The United States had been aware of Iran’s recently disclosed second uranium enrichment facility for the last three years, the director of the Central Intelligence Agency (CIA), Leon Panetta, has said. Iran officially disclosed the existence of the facility, near the city of Qom, to the International Atomic Energy Agency (IAEA) last month. American officials say that Tehran informed the UN nuclear watchdog only after learning that Western intelligence agencies had breached the secrecy surrounding the project.
In an interview with ‘Time’, Panetta said that the site first attracted the attention of Western intelligence agencies in 2006, when the CIA noted unusual activity at the mountain in which the facility was being built. “It was built into a mountain; obviously that raised question marks,” he told the magazine. Panetta said that after he was confirmed as the agency’s director in February 2009, the CIA, along with British and French intelligence, spent months trying to get better intelligence about the site, and conducted covert operations into that area.

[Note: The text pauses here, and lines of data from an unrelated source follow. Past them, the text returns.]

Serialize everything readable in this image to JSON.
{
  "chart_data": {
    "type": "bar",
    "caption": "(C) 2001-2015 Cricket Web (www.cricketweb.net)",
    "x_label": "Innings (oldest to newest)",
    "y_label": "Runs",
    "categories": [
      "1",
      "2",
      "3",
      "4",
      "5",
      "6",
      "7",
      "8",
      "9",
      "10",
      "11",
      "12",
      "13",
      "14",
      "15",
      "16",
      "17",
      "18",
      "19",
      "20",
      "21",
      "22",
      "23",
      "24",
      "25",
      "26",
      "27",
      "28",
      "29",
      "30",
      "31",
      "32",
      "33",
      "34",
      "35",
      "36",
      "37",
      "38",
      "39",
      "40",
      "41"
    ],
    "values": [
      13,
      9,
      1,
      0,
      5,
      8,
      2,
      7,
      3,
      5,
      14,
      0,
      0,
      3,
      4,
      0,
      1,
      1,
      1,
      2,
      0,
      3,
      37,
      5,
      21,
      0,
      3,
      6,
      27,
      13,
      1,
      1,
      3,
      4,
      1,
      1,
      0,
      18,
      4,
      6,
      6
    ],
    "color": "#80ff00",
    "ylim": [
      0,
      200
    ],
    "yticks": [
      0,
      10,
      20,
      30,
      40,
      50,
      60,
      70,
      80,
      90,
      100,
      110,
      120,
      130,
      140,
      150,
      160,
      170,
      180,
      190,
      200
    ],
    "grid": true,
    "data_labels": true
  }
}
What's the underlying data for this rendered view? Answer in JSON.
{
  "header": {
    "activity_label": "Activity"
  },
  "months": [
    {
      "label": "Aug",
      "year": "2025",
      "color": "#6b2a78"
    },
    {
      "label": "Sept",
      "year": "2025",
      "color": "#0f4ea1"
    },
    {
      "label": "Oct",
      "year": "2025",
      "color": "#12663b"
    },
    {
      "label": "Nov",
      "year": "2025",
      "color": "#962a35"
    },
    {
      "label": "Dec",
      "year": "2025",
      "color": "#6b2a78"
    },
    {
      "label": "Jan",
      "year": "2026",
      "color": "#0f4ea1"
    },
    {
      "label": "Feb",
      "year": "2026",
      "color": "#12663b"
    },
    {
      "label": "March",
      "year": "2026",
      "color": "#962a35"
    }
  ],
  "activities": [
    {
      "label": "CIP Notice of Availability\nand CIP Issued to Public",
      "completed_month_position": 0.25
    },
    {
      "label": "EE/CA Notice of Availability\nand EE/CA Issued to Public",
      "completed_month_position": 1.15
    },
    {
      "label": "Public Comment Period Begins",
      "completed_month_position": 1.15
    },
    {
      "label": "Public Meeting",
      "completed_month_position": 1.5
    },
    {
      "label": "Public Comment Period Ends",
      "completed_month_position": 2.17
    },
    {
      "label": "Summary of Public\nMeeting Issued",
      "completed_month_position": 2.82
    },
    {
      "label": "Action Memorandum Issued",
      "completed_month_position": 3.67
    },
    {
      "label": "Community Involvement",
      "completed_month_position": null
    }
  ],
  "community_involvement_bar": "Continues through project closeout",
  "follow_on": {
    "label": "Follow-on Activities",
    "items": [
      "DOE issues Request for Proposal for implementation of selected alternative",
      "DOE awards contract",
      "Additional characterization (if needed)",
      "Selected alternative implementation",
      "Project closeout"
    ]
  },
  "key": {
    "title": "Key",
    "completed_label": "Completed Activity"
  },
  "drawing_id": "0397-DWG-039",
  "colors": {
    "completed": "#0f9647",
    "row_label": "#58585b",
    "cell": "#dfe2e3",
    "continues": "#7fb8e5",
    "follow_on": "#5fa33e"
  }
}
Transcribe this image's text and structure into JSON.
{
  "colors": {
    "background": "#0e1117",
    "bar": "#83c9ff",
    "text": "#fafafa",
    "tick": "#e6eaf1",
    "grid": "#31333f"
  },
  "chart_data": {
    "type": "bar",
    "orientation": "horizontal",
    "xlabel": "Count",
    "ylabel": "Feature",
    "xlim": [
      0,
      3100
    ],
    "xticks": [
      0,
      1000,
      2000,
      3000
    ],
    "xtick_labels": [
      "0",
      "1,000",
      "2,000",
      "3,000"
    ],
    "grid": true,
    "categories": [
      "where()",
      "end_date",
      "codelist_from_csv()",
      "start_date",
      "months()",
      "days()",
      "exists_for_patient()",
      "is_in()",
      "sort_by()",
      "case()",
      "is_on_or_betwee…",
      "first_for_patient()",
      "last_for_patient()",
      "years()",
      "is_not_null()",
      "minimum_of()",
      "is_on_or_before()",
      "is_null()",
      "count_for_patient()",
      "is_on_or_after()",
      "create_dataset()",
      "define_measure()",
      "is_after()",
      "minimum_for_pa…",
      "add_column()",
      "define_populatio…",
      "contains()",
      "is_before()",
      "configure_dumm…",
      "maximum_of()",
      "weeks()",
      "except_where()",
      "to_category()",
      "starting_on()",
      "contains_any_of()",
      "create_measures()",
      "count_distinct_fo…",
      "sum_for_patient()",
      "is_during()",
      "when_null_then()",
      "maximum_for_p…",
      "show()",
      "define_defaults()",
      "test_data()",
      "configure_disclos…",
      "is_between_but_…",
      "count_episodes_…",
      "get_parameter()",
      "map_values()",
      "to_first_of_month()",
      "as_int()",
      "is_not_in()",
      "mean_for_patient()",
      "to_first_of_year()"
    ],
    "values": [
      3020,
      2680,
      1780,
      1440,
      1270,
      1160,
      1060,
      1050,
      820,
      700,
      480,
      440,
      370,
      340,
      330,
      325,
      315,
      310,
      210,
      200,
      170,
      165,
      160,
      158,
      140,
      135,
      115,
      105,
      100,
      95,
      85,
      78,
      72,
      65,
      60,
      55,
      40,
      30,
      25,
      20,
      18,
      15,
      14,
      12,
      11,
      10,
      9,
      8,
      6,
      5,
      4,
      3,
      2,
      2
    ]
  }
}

He would not say want kind of covert operations were carried out or how the CIA was able to conclude that the site was nuclear. A US counterterrorism official, who was not named, told ‘Time’ that earlier this year, US intelligence agencies were able to reach “the high-confidence conclusion that this was a cover nuclear facility.”
Panetta said he had ordered his staff this summer to work with European and Israel’s intelligence agencies to compile a comprehensive presentation about the facility to be presented to the IAEA. On the eve of the United Nations General Assembly summit last month, Iran sent the nuclear watchdog a note acknowledging the presence of the nuclear facility. The next day, Panetta dispatched a team to the IAEA’s headquarters in Vienna to make the presentation. IAEA inspectors are due to visit the site for the first time on 25 October.